Nach Ansicht von Gerard Hogan, Generalanwalt am Europäischen Gerichtshof, dürfen die deutschen Vorschriften, wonach es Suchmaschinen verboten ist, Teile von Presseerzeugnissen ohne vorherige Erlaubnis des Verlegers zugänglich zu machen, nicht angewandt werden. Denn diese Vorschriften hätten der Europäischen Kommission notifiziert werden müssen, da sie eine technische Vorschrift darstellen, die speziell auf einen besonderen Dienst der Informationsgesellschaft abzielt, nämlich die Zugänglichmachung von Presseerzeugnissen durch die Verwendung von Internet-Suchmaschinen (Schlussanträge vom 13.12.2018, Az.: C-299/17).

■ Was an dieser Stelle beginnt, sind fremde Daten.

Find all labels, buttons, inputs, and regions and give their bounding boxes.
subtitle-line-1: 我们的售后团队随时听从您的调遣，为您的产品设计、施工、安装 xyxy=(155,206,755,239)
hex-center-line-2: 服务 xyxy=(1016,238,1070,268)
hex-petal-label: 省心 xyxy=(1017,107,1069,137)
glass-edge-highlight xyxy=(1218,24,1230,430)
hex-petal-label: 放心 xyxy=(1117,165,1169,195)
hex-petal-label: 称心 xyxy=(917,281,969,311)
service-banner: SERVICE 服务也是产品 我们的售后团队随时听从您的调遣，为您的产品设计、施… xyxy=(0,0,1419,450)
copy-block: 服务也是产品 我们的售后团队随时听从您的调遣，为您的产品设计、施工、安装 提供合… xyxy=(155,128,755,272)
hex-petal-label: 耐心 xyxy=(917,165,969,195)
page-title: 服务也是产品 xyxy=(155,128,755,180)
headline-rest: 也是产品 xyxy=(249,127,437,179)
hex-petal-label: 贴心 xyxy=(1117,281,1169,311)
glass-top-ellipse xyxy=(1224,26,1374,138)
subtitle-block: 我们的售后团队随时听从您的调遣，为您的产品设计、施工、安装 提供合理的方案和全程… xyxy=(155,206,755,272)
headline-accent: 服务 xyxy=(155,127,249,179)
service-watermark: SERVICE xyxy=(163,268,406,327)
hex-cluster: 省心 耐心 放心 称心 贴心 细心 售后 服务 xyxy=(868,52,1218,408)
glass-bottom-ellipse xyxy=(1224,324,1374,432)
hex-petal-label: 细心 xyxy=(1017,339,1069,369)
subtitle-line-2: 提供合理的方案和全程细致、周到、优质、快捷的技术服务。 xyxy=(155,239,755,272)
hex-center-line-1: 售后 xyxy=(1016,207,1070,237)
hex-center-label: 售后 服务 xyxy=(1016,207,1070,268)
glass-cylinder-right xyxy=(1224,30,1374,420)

Deutschland führte 2013 besonderes Schutzrecht für Presseverleger ein

Im Jahr 2013 führte Deutschland ein dem Urheberrecht verwandtes Schutzrecht für Presseverleger ein, ohne den Gesetzesentwurf der Kommission zu übermitteln. Die neuen Vorschriften (§§ 87f, 87h UrhG) sehen vor, dass gewerbliche Anbieter von Internet-Suchmaschinen (und gewerbliche Anbieter von Diensten, die Inhalte entsprechend aufbereiten), im Gegensatz zu sonstigen – auch gewerblichen – Nutzern, ohne Genehmigung nicht berechtigt sind, Teile von Text-, Bild- oder Videoinhalten (ausgenommen einzelne Wörter oder kleinste Textausschnitte) zugänglich zu machen.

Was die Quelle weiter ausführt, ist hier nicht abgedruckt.